Önümüzdeki 10 yılda ise bu ivmenin daha da artacağını öngörebiliriz. Bunun neticesinde her türlü kaynak kullanımının efektif olarak değerlendirmesini yayın kuruluşlarıyla birlikte diğer mecra paydaşları da hesap etmektedir.

Uydu platformları da bu gelişmeler karşısında yayın tekniklerini değiştirme ve daha ekonomik iletim tekniklerini hayata geçirmeye başladı. Digitürk bu yılın başında aldığı bir kararla Eutelsat 7 derece uydusundan yaptığı rebroadcast yayın iletimini Türksat 42 derece uydularına tanımlama tekniği ile iletme kararı verdi. Bu karar elbette ilave uydu kapasite kullanmadan yapılması Digitürk’ün uydu giderlerini hayli azaltacaktır. Gelecek 10 yılda yayıncılık alanında da diğer alanlarda olduğu gibi köklü değişiklikleri beklemeliyiz. Uydu platform işletmeciliği giderlerinin diğer platformlara özellikle internet platform işletmesine göre daha fazla olması hem işletmeci hem de taşınan kanalların yıllık taşıma ücretlerine olan etkisini arttırmaktadır.

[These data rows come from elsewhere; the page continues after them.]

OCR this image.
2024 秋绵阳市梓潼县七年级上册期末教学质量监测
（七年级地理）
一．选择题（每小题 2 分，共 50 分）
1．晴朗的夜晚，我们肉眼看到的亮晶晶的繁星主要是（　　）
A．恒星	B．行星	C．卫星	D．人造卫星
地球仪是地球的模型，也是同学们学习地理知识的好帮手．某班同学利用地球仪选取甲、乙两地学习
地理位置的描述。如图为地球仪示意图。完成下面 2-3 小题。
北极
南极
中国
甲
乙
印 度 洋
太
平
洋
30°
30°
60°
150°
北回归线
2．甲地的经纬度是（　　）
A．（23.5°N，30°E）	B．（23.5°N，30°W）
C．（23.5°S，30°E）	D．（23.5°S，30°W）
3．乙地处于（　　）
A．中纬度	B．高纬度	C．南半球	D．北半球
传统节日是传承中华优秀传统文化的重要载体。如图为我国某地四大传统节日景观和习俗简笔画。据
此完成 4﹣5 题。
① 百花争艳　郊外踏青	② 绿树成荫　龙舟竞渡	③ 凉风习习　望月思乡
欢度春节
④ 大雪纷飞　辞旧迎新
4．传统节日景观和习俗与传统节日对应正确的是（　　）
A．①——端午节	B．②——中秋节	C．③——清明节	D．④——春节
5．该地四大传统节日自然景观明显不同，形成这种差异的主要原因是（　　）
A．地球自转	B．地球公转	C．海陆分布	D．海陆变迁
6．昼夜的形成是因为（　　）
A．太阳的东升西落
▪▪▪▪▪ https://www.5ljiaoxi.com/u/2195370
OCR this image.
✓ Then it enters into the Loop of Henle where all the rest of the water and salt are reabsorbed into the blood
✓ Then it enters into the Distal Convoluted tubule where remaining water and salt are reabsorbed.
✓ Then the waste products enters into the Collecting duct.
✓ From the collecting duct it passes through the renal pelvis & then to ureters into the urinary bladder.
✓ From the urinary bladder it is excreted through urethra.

Sadece ülkemizde uygulanan internet, uydu ve mobil platformların yayıncılardan tanımlama ya da taşıma adı altında yüksek ücretler tahsil etmesi yayıncıları olumsuz etkilemektedir. Yurtdışında ise platformlar telif adı altında yayıncılara abone başına ücret tahakkuk ettirmektedir.

Uydu televizyon ve uydu platform yayınlarının yakın gelecekte etkisinin azalacağını söyleyebiliriz. Yıldızı parlayan ise internet platformları olacaktır. Bilindiği gibi diğer mecralardaki iletim tekniklerinin tek yönlü oluşu izleyicinin katılımcılık taleplerini karşılayamamaktadır. Nasıl tanımlarsak tanımlayalım genç kuşaklar her türlü iletişimi internet üzerinden etkileşimli olarak gerçekleştirmek istemektedirler. Buna uygun tekniklerin olmadığı mecralara olan ilgileri ise her geçen gün azalmaktadır.

Klasik televizyon ve radyo kuruluşları bu gelişmeleri dikkate almak zorundadır.